Dear
Philip,
Our son, his wife, and their delightful
two-year-old daughter live an hour away. While we see them over the holidays
and infrequently throughout the rest of the year, we have never once actually
been invited to their home. We have to ask to go see them and while they don’t
say no, they also don’t make any effort; we have short, perfunctory visits.

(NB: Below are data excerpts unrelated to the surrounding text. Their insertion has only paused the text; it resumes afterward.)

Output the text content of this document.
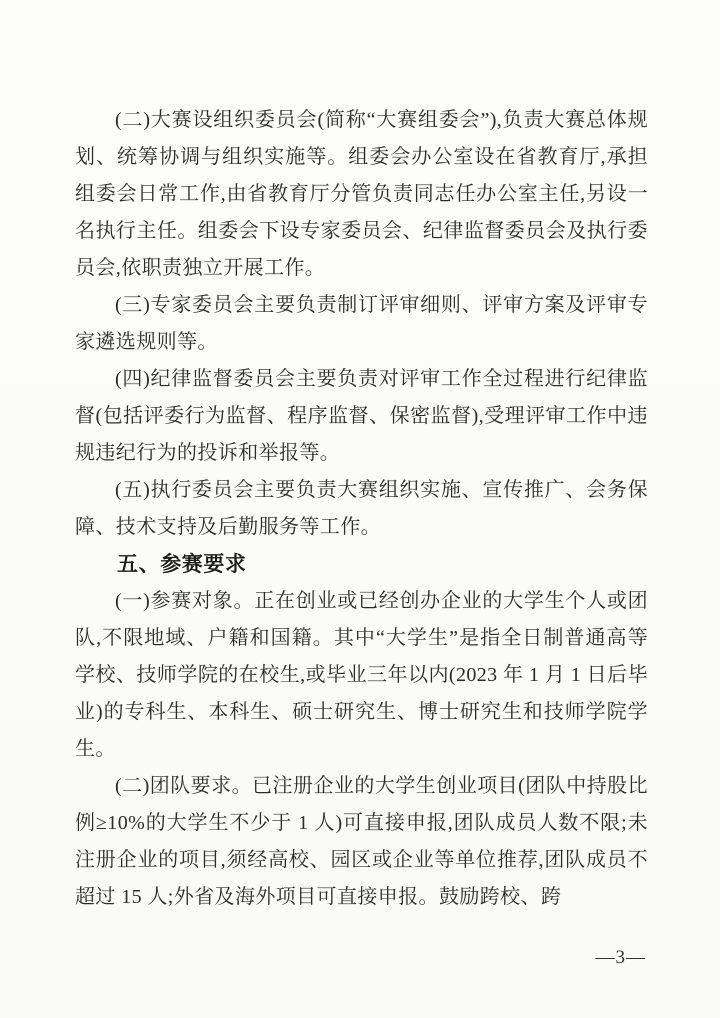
(二)大赛设组织委员会(简称“大赛组委会”),负责大赛总体规划、统筹协调与组织实施等。组委会办公室设在省教育厅,承担组委会日常工作,由省教育厅分管负责同志任办公室主任,另设一名执行主任。组委会下设专家委员会、纪律监督委员会及执行委员会,依职责独立开展工作。

(三)专家委员会主要负责制订评审细则、评审方案及评审专家遴选规则等。

(四)纪律监督委员会主要负责对评审工作全过程进行纪律监督(包括评委行为监督、程序监督、保密监督),受理评审工作中违规违纪行为的投诉和举报等。

(五)执行委员会主要负责大赛组织实施、宣传推广、会务保障、技术支持及后勤服务等工作。

五、参赛要求

(一)参赛对象。正在创业或已经创办企业的大学生个人或团队,不限地域、户籍和国籍。其中“大学生”是指全日制普通高等学校、技师学院的在校生,或毕业三年以内(2023 年 1 月 1 日后毕业)的专科生、本科生、硕士研究生、博士研究生和技师学院学生。

(二)团队要求。已注册企业的大学生创业项目(团队中持股比例≥10%的大学生不少于 1 人)可直接申报,团队成员人数不限;未注册企业的项目,须经高校、园区或企业等单位推荐,团队成员不超过 15 人;外省及海外项目可直接申报。鼓励跨校、跨

—3—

When we suggest it would be nice to be
invited, our son says that his in-laws just flow in and out, and we’re
pressuring him by being old-fashioned. We feel that when someone never invites
you, it’s a good indication they don’t want to see you. This has gone on since
they first got married, and frankly, we feel like schmucks. My husband says we
should just stop extending invitations. I agree in theory, but don’t want the
reality of a stand-off. What do we do?
Feeling Unwanted
Dear Feeling:
Please tell your
husband that I’m a hundred and ten percent with him. Which makes your husband
and I at least a hundred and two percent wrong.
I’m saving that
other eight percent to cover the very understandable feeling you both have of
being disrespected, because that’s what this is: Your son is disrespecting you,
and compounding it by being defensive and blaming you for his
thoughtlessness. (“Son, this is rude.”
“Yeah? Well, you’re old fashioned.”)
You likely believe
he wouldn’t treat other people this way, and I believe you’re right. The thing
is, you’re not other people, you’re his parents. You’ve spent your son’s entire
life building a relationship with him where – for the early years, anyway – you
did all the giving, and made all the rules. You gave him unconditional love,
three squares a day, a roof and an education, and a pretty good percentage of
your earnings. And you know what you get
for that, right?
You get taken for
granted.
Now, you’re
momentarily feeling better, since I’ve just written what you’ve felt for the
past several years. And that’s good; I want you to feel better. But I also want
you to have some compassion for the very weirdness of being an adult and a
child at the same time; because part of the equation here is that your son
honestly doesn’t know how to navigate having any say in his relationship with
you. (He’s doing it badly, for the record, but that shouldn’t lessen your compassion.)
It would be
wonderful if all of us grew up and expressed nothing but fealty to the folks
who raised us. Age should be respected; parents should be appreciated. But
we’re all imperfect people, and our resentments and fears and shortcomings
cause us to act in ways that, if we could really self-reflect, often wouldn’t
make us proud. That makes our relationships with the people that shaped us
particularly fraught; sometimes we don’t even understand why we’re in conflict
with them in the first place.
(Passive-Aggression: a game the whole family can play!)
Here’s the good
news, Feeling: you’re not being cut out. You have access to your wonderful
granddaughter, and your son and his family actually show up on the holidays. So
invite them. He’s your son. Invite them and be genuinely glad to see them. He’s
your son. She’s your granddaughter. Make calls throughout the year to arrange
to go to their house, even for short visits. He’s your son. She’s your
granddaughter. Their wife/mother is the woman your son has built a life with.
And you? You’re
bigger than that understandable impulse to want to be treated fairly. (So is your husband – and so am I – but we
need a little time to stew, first.) Your son will learn, when that delightful
granddaughter has a family of her own, that he’s been wrong to take you for
granted. We want nothing more than for our children to grow and learn; just
look at this as something he’ll learn a little later than you’d hoped.
In the meantime,
take comfort in the word you used to describe your granddaughter. Part of the
reason she’s “delightful” is that you raised your son to be a good father.